Immune Repertoire

T cell receptors consist of two chains either an $ \alpha$ and a $ \beta$ chain or a $ \gamma$ and a $ \delta$ chain. In humans the $ \alpha\beta$ type is the most abundant. Each chain is encoded by a gene that undergoes somatic recombination. In the somatic recombination process mini genes are joined with random nucleotides at the junction sites. $ \alpha$ and $ \gamma$ chains are the result of VJ recombination and $ \beta$ and $ \delta$ are the result of VDJ recombination. In VJ recombination one V gene-segment is joined to a J gene-segment.

The V segment of the T cell receptor contains a conserved cysteine amino-acid marking the beginning of the so-called CDR3 region and the J segment contains a conserved phenylalanine amino-acid marking the end of the CDR3 region. Due to inclusion of random nucleotides at the junctions between segments the CDR3 region is highly variable.

Clonotyping a read consists of identifying which V segment and which J segment is used and extracting the CDR3 region. A database with V segment and J segment reference sequences are used for identifying the V segments and J segments and finding the start position (V) or end position (J) of the CDR3 region.

The tool assumes that reads are either paired-end with read 1 containing V(D)J in reverse and read 2 containing V or that the reads are single-end containing V(D)J in reverse. Primers are often designed to target the constant (C) region following the J region, the constant part of the read should be trimmed from the read prior to the analysis. This can be done using the Trim Reads tool and the trim adapter lists provided as reference data.

V segments are rather long ($ >200$ bp), whereas J segments are relatively short ( $ \approx 50-70$ bp). The identification of V and J segments is therefore performed using two different strategies. For V segments the Map Reads to Reference tool is used internally. Where the Map Reads to Reference would normally either map non-specific matches randomly or ignore them, a read with multiple segments matches will provisionally have all these segments assigned. In a subsequent merging step specific segment may be assigned to the read. The heuristics used in the Map Reads to Reference tool would lead to misidentified segments if applied to the short J segments. Instead a strategy similar to IMSEQ [Kuchenbecker et al., 2015] is used. In brief, first a pairwise alignment with a 15 bp subsequence of the full segment called a Segment Core Fragment (SCF) is performed to find candidates for full pairwise alignment. If the pairwise alignment of an SCF to the read has a sufficiently small number of errors, it is nominated as a candidate. A full pairwise alignment is then made for all the segments corresponding to the candidate SCFs. If there is a sufficiently good match among the full alignments it will be assigned to the read.

After the initial identification of clonotypes some clonotypes are merged to reduce false positives due to sequencing errors and resolve ambiguities. Clonotype merging is performed in two steps. The first step tries to resolve ambiguous segment assignments. Some of the reference V and J segments have a large degree of sequence identity, e.g. in mouse a recent duplication event has resulted in multiple paralogue V segments with a sequence identity of more than 97%. If a sequencing read does not cover the sites where paralogue segments differ, the segment cannot be unambiguously identified. In these cases all possible V and/or J segments will be listed using a comma for separation of the different options. However, there might be reads with the same CDR3 nucleotide sequence where the segment can be uniquely determined. It is unlikely that two different clonotypes would share the same CDR3 and have almost identical V and J segments. We thus merge clonotypes with ambiguous segments into clonotypes with unambiguous segments provided they share CDR3 sequence and their V and J segments overlap.

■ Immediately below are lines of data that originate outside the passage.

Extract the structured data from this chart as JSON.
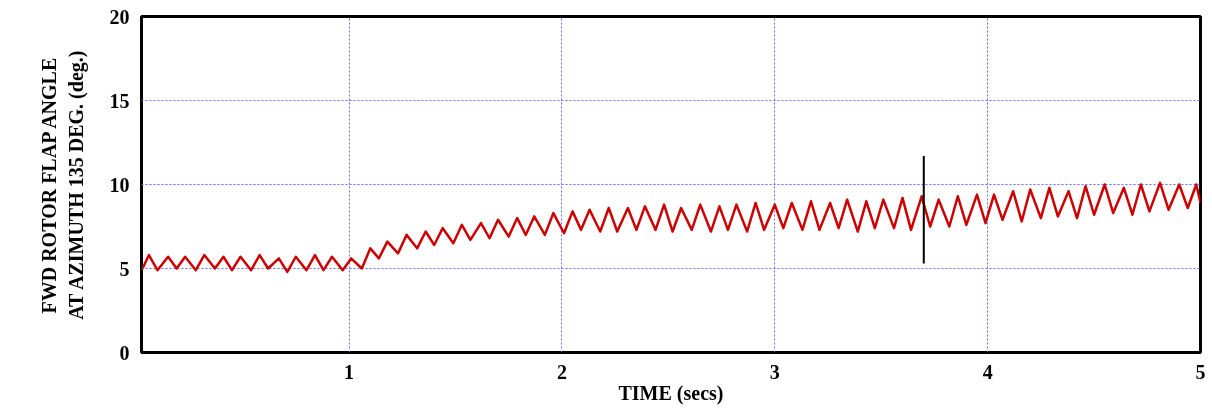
{
  "chart_data": {
    "type": "line",
    "xlabel": "TIME (secs)",
    "ylabel": "FWD ROTOR FLAP ANGLE\nAT AZIMUTH 135 DEG. (deg.)",
    "xlim": [
      0.025,
      5
    ],
    "ylim": [
      0,
      20
    ],
    "xticks": [
      1,
      2,
      3,
      4,
      5
    ],
    "yticks": [
      0,
      5,
      10,
      15,
      20
    ],
    "grid": true,
    "marker": "none",
    "line_style": "solid",
    "series": [
      {
        "color": "#cc0000",
        "x": [
          0.03,
          0.06,
          0.1,
          0.15,
          0.19,
          0.23,
          0.28,
          0.32,
          0.37,
          0.41,
          0.45,
          0.49,
          0.54,
          0.58,
          0.62,
          0.67,
          0.71,
          0.75,
          0.8,
          0.84,
          0.88,
          0.92,
          0.97,
          1.01,
          1.06,
          1.1,
          1.14,
          1.18,
          1.23,
          1.27,
          1.32,
          1.36,
          1.4,
          1.44,
          1.49,
          1.53,
          1.57,
          1.62,
          1.66,
          1.7,
          1.75,
          1.79,
          1.83,
          1.87,
          1.92,
          1.96,
          2.01,
          2.05,
          2.09,
          2.13,
          2.18,
          2.22,
          2.26,
          2.31,
          2.35,
          2.39,
          2.44,
          2.48,
          2.52,
          2.56,
          2.61,
          2.65,
          2.7,
          2.74,
          2.78,
          2.82,
          2.87,
          2.91,
          2.95,
          3.0,
          3.04,
          3.08,
          3.13,
          3.17,
          3.21,
          3.26,
          3.3,
          3.34,
          3.39,
          3.43,
          3.47,
          3.51,
          3.56,
          3.6,
          3.64,
          3.69,
          3.73,
          3.77,
          3.82,
          3.86,
          3.9,
          3.95,
          3.99,
          4.03,
          4.07,
          4.12,
          4.16,
          4.2,
          4.25,
          4.29,
          4.33,
          4.38,
          4.42,
          4.46,
          4.5,
          4.55,
          4.59,
          4.64,
          4.68,
          4.72,
          4.76,
          4.81,
          4.85,
          4.9,
          4.94,
          4.98,
          5.0
        ],
        "values": [
          5.0,
          5.8,
          4.9,
          5.7,
          5.0,
          5.7,
          4.9,
          5.8,
          5.0,
          5.7,
          4.9,
          5.7,
          4.9,
          5.8,
          5.0,
          5.6,
          4.8,
          5.7,
          4.9,
          5.8,
          4.9,
          5.7,
          4.9,
          5.6,
          5.0,
          6.2,
          5.6,
          6.6,
          5.9,
          7.0,
          6.2,
          7.2,
          6.4,
          7.4,
          6.5,
          7.6,
          6.7,
          7.7,
          6.8,
          7.9,
          6.9,
          8.0,
          7.0,
          8.1,
          7.0,
          8.3,
          7.1,
          8.4,
          7.3,
          8.5,
          7.2,
          8.6,
          7.2,
          8.6,
          7.3,
          8.7,
          7.3,
          8.8,
          7.2,
          8.6,
          7.3,
          8.8,
          7.2,
          8.7,
          7.3,
          8.8,
          7.2,
          8.9,
          7.3,
          8.8,
          7.4,
          8.9,
          7.3,
          9.0,
          7.3,
          8.9,
          7.4,
          9.1,
          7.2,
          9.0,
          7.4,
          9.1,
          7.4,
          9.2,
          7.3,
          9.3,
          7.5,
          9.1,
          7.5,
          9.3,
          7.6,
          9.4,
          7.7,
          9.4,
          7.9,
          9.6,
          7.8,
          9.7,
          8.0,
          9.8,
          8.1,
          9.6,
          8.0,
          9.9,
          8.2,
          10.0,
          8.3,
          9.8,
          8.2,
          10.0,
          8.4,
          10.1,
          8.5,
          10.0,
          8.6,
          10.0,
          8.9
        ]
      },
      {
        "color": "#000000",
        "x": [
          3.7,
          3.7
        ],
        "values": [
          5.3,
          11.7
        ]
      }
    ]
  }
}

The second merging step tries to correct sequencing errors in the CDR3 region. Sequencing errors in the CDR3 region of a highly expressed clonotype would result in multiple clonotypes being reported if not corrected for. In this step, clonotypes are merged if their V and J segments are identical and the CDR3 region is sufficiently similar. We merge the read counts from one clonotype into a clonotype with higher expression. The minimal ratio between two clonotypes eligible for merging can be adjusted. For two CDR3 regions to be deemed sufficiently similar two types of errors are considered: errors occurring in positions of low quality and errors occurring anywhere within the CDR3 region. A position is considered of low quality if the average quality of the position is more than a set number of standard deviations lower than the average quality at each position in the CDR3 sequence. The two error budgets can be combined.